Les joueurs auxquels on a promis des primes en devise à partir des entrées d’argent de Adidas n’ont pas apprécié la décision de délaisser la contrat avec Adidas. Mais en pleine coupe du monde, juste à quelques jours du fameux match contre l’Allemagne, quelques joueurs ont exprimé leur mécontentement à deux journalistes Algériens . Cette grogne des joueurs, relayée encore une fois par l’agence APS, a crée des remous dans les arcanes du pouvoir. Ils ont ensuite dépêché illico presto, un membre de la FAF avec une valise pleine d’argent pour éteindre le feu.

La coupe du Monde finie, la Sonitex est sortie grand vainqueur grâce à une courageuse femme qui a bien défendu l’intérêt de son entreprise .

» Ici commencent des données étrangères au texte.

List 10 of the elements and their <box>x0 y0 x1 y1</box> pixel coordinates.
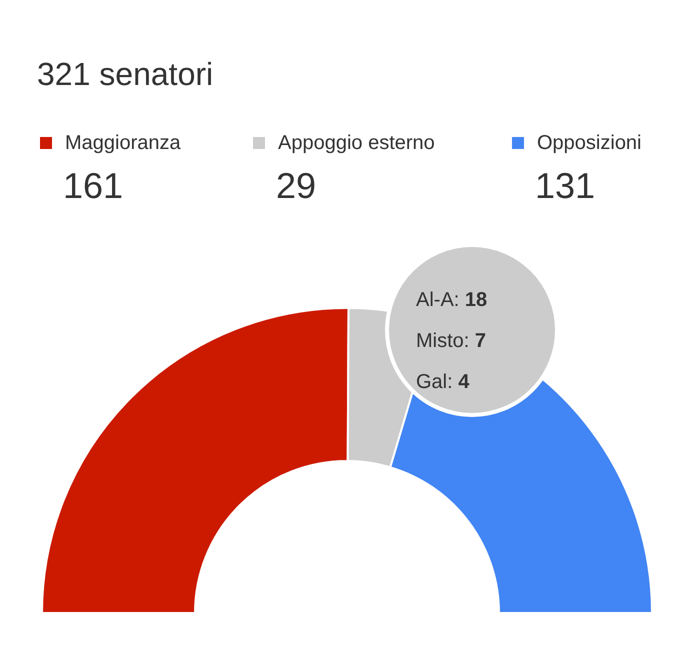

Ce maillot qui a fait couler beaucoup d’encre a survécu jusqu’en 1990, année au cours de laquelle l’équipe algérienne a remporté la coupe d’Afrique des nations avec la maillot de la société nationale.

L’équimentier français le Coq sportif  de la FAF dnas les années 2000 a copié en 2003 une tenue similaire mais sans lendemain.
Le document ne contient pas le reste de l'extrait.